Annoncé depuis plus d’un an, le contrat relatif à l’acquisition par l’Armée nationale populaire (ANP) algérienne de 14 bombardiers russes de moyen à long rayon d’action Su-34E vient d’être confirmé, indique le site algérien d’information militaire Menadefense, citant des sources proches du dossier.
Dans un entretien à Sputnik, Akram Kharief, directeur de Menadefense, explique l’importance de cette acquisition pour l’ANP quant à l’équilibre stratégique dans la région, mais aussi en Méditerranée occidentale et en partie orientale face aux membres de l’Otan.
Un «premier lot de six Su-34E»
«Il a fallu plus de huit ans de négociations, avec des hauts et des bas des deux côtés, pour parvenir enfin à un accord acceptable», informe le média, soulignant que «le regain d’intérêt pour le Su-34 est venu après sa participation à la guerre contre le terrorisme en Syrie, où il a démontré ses capacités au combat, sa robustesse et son endurance».
Selon Menadefense, qui rappelle que la partie russe est tenue dans ces contrats par une clause de non divulgation avant le début de la livraison des appareils, «l’usine aéronautique de Novossibirsk (NAZ) a commencé en janvier la production d’un premier lot d’urgence de six Su-34E pour l’Algérie». «Il devrait être prêt à partir de la fin 2021 et servira pour la formation des pilotes instructeurs algériens», ajoute le média, précisant que le reste des aéronefs «sera réceptionné entre 2022 et 2023».
Enfin, le site algérien d’information militaire explique que, selon ses sources, «il s’agit d’une première commande pour la constitution d’un escadron de bombardiers tactiques à long rayon d’action». Après son intégration dans l’Armée de l’air algérienne, «si l’appareil donne pleine satisfaction, deux autres escadrons pourraient être constitués».
Quel impact stratégique sur les capacités de l’ANP?
Dans un entretien à Sputnik, Akram Kharief explique que l’acquisition par l’ANP d’un escadron de 14 de ces Su-34E «constitue un important développement dans ses capacités de bombardement à haute précision et à longue distance d’action au sol et surtout en mer».
Et de préciser que «la seule différence entre la version du Su-34 utilisée par la Russie et celle du Su-34E acquise par l’Algérie est dans l’IFF [Identification, Friend or Foe, système d'identification chiffré mis au point pour le commandement et le contrôle, ndlr] et le système de communication, le reste étant identique, y compris l’accès à l’armement sophistiqué».
«Ces Su-34E sont des bombardiers possédant des capacités d’autodéfense dignes des meilleurs chasseurs, ce qui supprime donc le fardeau de leur protection, et qui même chargé gardent un rayon d’action allant jusqu’à 1.000 kilomètres sans ravitaillement aérien», soutient-il, ponctuant qu’«ils ont la capacité de transporter jusqu’à 12 tonnes de bombes, missiles et roquettes avec de multiples configurations de combat».

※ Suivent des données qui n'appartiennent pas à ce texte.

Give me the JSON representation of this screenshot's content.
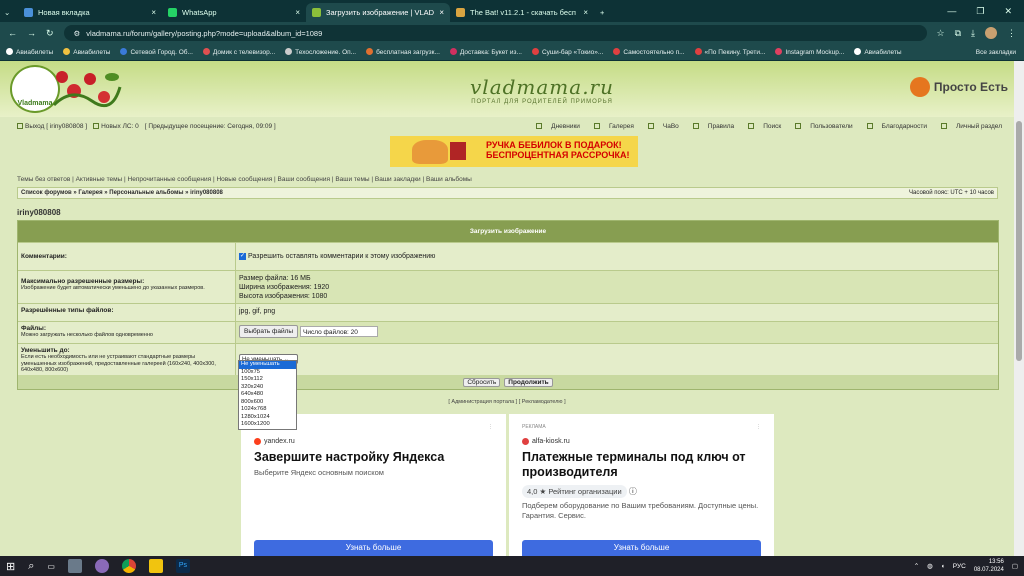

Ainsi, rappelant que l’Algérie a toujours misé sur le développement d’une importante capacité de bombardement, «conformément à sa doctrine militaire et contrairement à la Tunisie et au Maroc par exemple», M.Kharief informe que dans l’optique d’«équiper ces aéronefs de missiles supersoniques antinavires, avec le Yakhont russe ou le Brahmos russo-indien, les Su-34E algériens auront la capacité de couvrir à une bonne distance de sécurité toute la Méditerranée occidentale et une partie de l'orientale, avec peu d'équivalents ailleurs». «Cela remettra en cause les équilibres», estime-t-il.
Les missiles Yakhont ou Brahmos permettent d'attaquer une cible au-delà de l'horizon tout en étant capables de choisir parmi de nombreux types de trajectoires de vol (haute ou basse altitude, ou un mélange des deux). Ils sont également très résistants aux contre-mesures électroniques. Ils sont supersoniques durant toutes les phases du vol, ne laissant pas le temps à la cible de se défendre. De plus, ils peuvent être tirés depuis la terre ferme, les airs, la surface de la mer ou encore depuis un sous-marin. Enfin, une version hypersonique Brahmos-II est en cours de développement.